Aynen mezhep de eczane misali, tıpkı tabibin teşhis edip sunduğu reçete gibi Kur’an ve sünnetten tespit ettiği dini ilaçları istifademize sunuyor. Bu itibarla Haktan şaşmamak için hak bir mezhebe uygun davranmak, mezheplere karşı çıkan cahillere aldırmamak gerekir.
Mezhep âlimlerine işaret eden ve onlara tabi olmayı isteyen ayetler vardır. Birkaç ayetin mealini örnek olarak veriyoruz:
1.“Kendilerine güven veya korku hususunda bir haber geldiğinde, onu hemen yayıverirler. Hâlbuki onu peygambere ve kendilerinden olan ulü’l-emre götürselerdi, onlardan hüküm çıkarmaya gücü yetenler, elbette onu bilirlerdi. Allah'ın üzerinizdeki lütfu ve rahmeti olmasaydı, pek azınız hariç, şeytana uyardınız.” (Nisa, 83) Ayette “hüküm çıkarmaya gücü yeten ulü’l-emr” sözü, işin ehli olan mezhep âlimlerini, yani müçtehitleri ifade etmektedir. .”
2.“Bana yönelen kimsenin yoluna uy.” (Vettebi’ sebîle men enâbe ileyye) (Lokman, 15.) ayeti de Allah’a yönelen kimsenin yoluna uymayı emretmektedir. Mezhep imamlarımızın Allah’a yönelmeyen bir yolda olduklarını hiçbir insafsız bile iddia edemez.
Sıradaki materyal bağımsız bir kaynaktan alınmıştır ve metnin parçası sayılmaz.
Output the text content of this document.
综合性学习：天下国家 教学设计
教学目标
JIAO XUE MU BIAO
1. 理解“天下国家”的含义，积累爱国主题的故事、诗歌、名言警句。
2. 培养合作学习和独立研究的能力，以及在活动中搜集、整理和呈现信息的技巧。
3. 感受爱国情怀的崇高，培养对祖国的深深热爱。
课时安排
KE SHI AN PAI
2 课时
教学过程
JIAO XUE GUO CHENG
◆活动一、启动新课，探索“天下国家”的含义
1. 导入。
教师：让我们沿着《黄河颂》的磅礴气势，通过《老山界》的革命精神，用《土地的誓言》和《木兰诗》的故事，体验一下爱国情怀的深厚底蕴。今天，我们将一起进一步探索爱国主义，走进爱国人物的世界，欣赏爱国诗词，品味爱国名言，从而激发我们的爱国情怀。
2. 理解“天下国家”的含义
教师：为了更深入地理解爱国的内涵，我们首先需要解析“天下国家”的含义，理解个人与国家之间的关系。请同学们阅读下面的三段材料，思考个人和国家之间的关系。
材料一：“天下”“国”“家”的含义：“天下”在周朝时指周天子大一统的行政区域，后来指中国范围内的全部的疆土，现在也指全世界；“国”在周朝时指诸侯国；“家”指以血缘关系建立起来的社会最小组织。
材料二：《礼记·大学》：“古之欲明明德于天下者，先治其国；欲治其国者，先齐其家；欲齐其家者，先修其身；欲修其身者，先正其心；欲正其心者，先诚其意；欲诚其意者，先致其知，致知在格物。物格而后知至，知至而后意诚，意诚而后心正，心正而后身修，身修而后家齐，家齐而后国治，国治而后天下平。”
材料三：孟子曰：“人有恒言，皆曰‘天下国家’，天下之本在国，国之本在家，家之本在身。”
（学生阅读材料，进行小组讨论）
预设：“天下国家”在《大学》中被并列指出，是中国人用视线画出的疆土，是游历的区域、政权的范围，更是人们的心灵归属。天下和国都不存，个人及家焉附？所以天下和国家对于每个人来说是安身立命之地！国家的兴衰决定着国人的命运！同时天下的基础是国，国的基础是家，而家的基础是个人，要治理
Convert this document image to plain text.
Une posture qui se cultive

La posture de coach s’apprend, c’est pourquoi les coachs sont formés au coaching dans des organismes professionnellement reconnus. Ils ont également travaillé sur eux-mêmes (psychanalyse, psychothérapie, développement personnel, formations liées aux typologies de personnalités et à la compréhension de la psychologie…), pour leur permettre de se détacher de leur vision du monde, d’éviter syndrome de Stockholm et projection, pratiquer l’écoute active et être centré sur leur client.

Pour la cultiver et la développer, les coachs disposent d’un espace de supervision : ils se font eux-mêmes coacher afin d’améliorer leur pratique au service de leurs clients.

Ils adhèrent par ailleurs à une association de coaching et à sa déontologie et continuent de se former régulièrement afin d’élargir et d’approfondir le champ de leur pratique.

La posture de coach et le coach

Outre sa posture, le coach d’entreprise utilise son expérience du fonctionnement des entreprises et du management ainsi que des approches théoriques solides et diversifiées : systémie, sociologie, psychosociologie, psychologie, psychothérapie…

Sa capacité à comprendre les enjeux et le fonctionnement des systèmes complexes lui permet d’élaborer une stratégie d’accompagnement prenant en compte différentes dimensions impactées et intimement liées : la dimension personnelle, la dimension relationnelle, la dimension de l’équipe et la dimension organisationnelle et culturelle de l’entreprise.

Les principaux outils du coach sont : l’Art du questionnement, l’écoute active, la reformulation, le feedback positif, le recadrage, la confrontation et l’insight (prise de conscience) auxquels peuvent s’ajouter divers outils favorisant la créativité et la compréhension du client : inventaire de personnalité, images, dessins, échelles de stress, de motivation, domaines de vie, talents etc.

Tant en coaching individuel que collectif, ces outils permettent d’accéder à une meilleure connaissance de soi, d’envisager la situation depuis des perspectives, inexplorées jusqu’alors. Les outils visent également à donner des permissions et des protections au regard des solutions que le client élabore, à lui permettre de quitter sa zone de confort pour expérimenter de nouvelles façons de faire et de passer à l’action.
3.“Müminlerin hepsinin toptan savaşa çıkmaları doğru değildir. Onların her kesiminden bir grup dinde fıkıh çalışması yapmak (yeterli bilgi sahibi olmaya çalışmak) ve seferden dönen kavimlerini uyarmak üzere geride kalmalıdır. Umulur ki (günahlardan) sakınırlar.” (Tevbe, 122.) ayeti her kavimde dini öğreten fıkıhçı kimseler bulunması gerektiğini ve bunların savaşa gitmekten de muaf olduklarını bildirmektedir.